50 como la mitad de 100, número que pega fuerte en nuestras mentes debido a nuestro uso del sistema decimal. Como bien sabemos o podemos saber, esa es una convención como cualquier otra. Si viviéramos inmersos en otro sistema numérico, ese sería el que nos parecería habitual, el que tendría las “milestones” cada vez que agrega un digito más. En algunas clases que he dado he dicho que de hecho hubiera sido más fácil aprender aritmética con el sistema binario, solo hay dos dígitos y por lo tanto solo cuatro posibles sumas de uno y otro dígitos, y solo cuatro posibles multiplicaciones de uno y otro dígitos. Con eso construyes igual. Hay ventajas en usar un sistema con más símbolos, por ejemplo aprovechar el espacio. Es de alguna forma paradójico que debido al sistema educativo, sea difícil aprender a usar el sistema binario cuando es de hecho más sencillo que el que usamos. Pero bueno, estamos hablando apenas de la mitad de 100. No es un número tan interesante en binario (¿el que no sea interesante lo hace interesante?). Pero bueno, en base 50 estaríamos en el post 10, hablando sobre sí mismo.

Me encuentro disfrutando escribir.
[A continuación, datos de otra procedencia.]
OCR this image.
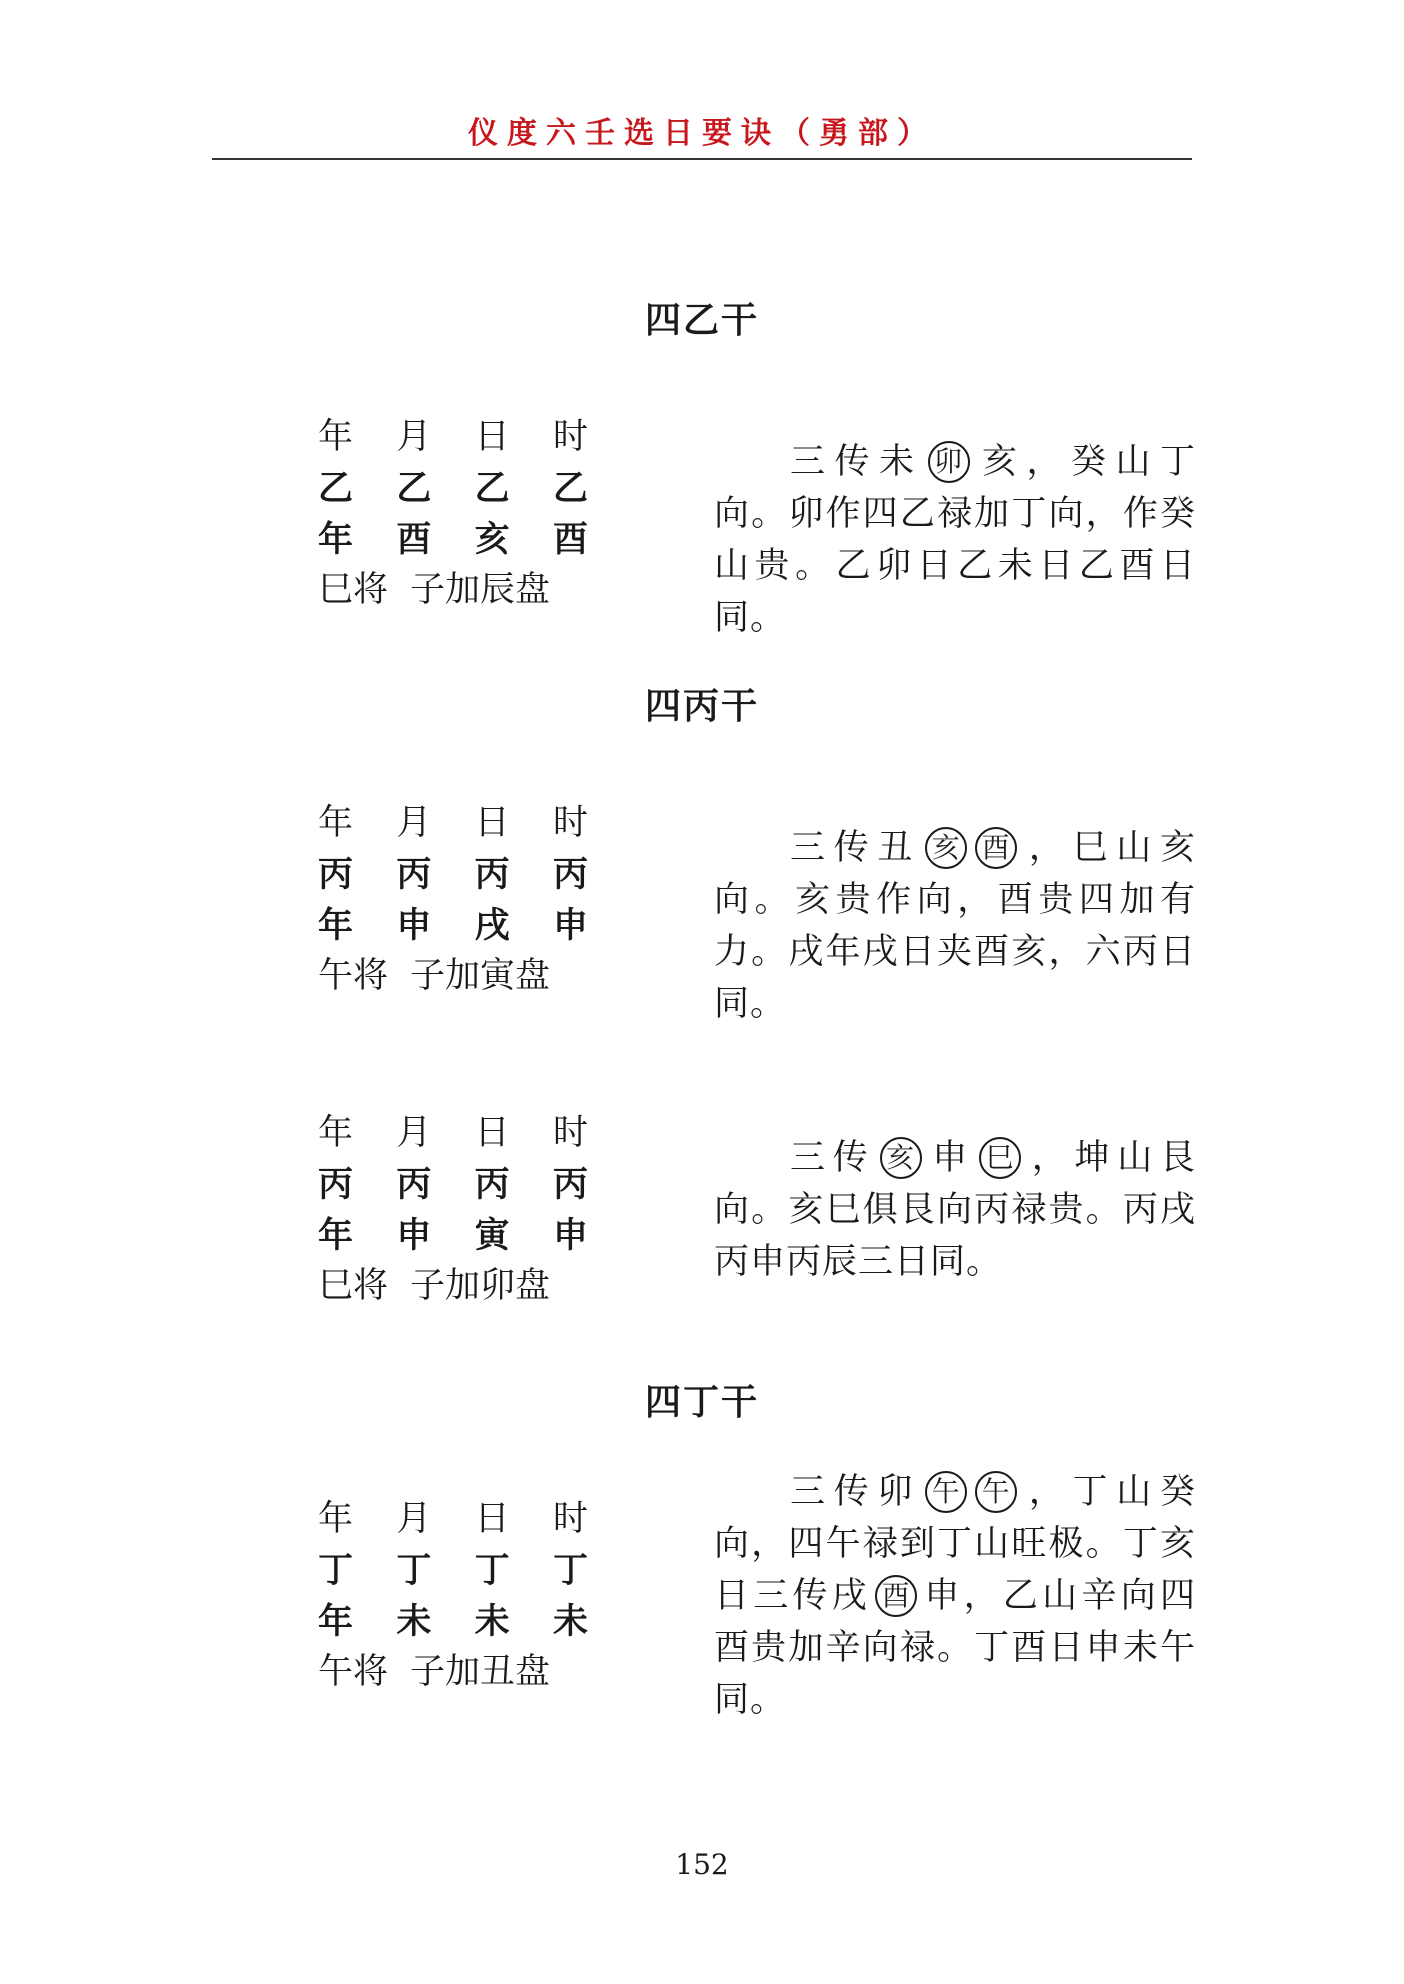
仪度六壬选日要诀（勇部）
四乙干
年 月 日 时
乙 乙 乙 乙
年 酉 亥 酉
巳将 子加辰盘
三传未 卯 亥，癸山丁向。卯作四乙禄加丁向，作癸山贵。乙卯日乙未日乙酉日同。
四丙干
年 月 日 时
丙 丙 丙 丙
年 申 戌 申
午将 子加寅盘
三传丑 亥 酉 ，巳山亥向。亥贵作向，酉贵四加有力。戌年戌日夹酉亥，六丙日同。
年 月 日 时
丙 丙 丙 丙
年 申 寅 申
巳将 子加卯盘
三传 亥 申 巳 ，坤山艮向。亥巳俱艮向丙禄贵。丙戌丙申丙辰三日同。
四丁干
年 月 日 时
丁 丁 丁 丁
年 未 未 未
午将 子加丑盘
三传卯 午 午 ，丁山癸向，四午禄到丁山旺极。丁亥日三传戌 酉 申，乙山辛向四酉贵加辛向禄。丁酉日申未午同。
152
Han habido noches de insomnio, a veces hemos alterado un poco los ritmos de sueño, y curiosamente las ideas van fluyendo. A veces poco a poco, a veces en torrente y todavía no retomo la práctica de tomar nota. Estos días he escrito un poco menos de texto en español, por estar escribiendo más bien de texto en código, programas, para el próximo-a-lanzarse journal de ITP, Adjacent. Como sea, hace rato escribí las mil palabras “del día”, y ahora con gusto escribo estas otras “de la semana” (¿pasada? relativamente pues ya es viernes). Dedicarse a leer y a escribir, con la reflexión, cuestionamiento y procesamiento intermedios o correspondientes, no suena a mala idea.

Ya no conté que leí y terminé I am a Strange Loop de D. Hofstadter, también ya leí A field guide to getting lost de Rebecca Solnit y ahora disfruto mucho leer de ella misma Wanderlust. En paralelo leo el libro que viene de 1967 con un olor característico de libro viejo, Computation: Finite and Infinite Machines de Marvin Minksy. Sacamos más libros que llegaron de la Brooklyn Public Library*, yo pedí The History of White People de Nell Irvin Painter, y tuve oportunidad de leer la introducción de uno de los que pidió Mel, Bitch Doctrine de Laurie Penny (y ya lo quiero leer también).

* La BPL tiene varias “branches”, bibliotecas más pequeñas repartidas en el borough de Brooklyn. Su sistema electrónico permite buscar libros o películas, que si no están en la “branch” que deseas (la más conveniente o cercana, probablemente), los puedes pedir para que lleguen ahí en un par de días. Genial porque además es gratis (o bueno, lo paga el gobierno). Como hay demanda de los libros como los que sacamos, los puedes tener durante tres semanas antes de devolverlos porque ya hay “fila” de personas esperando (se puede renovar si no hay fila). Contrasta con la biblioteca de NYU, de donde saqué el libro de Minsky y otros sobre danza, donde hemos tenido libros por varios meses.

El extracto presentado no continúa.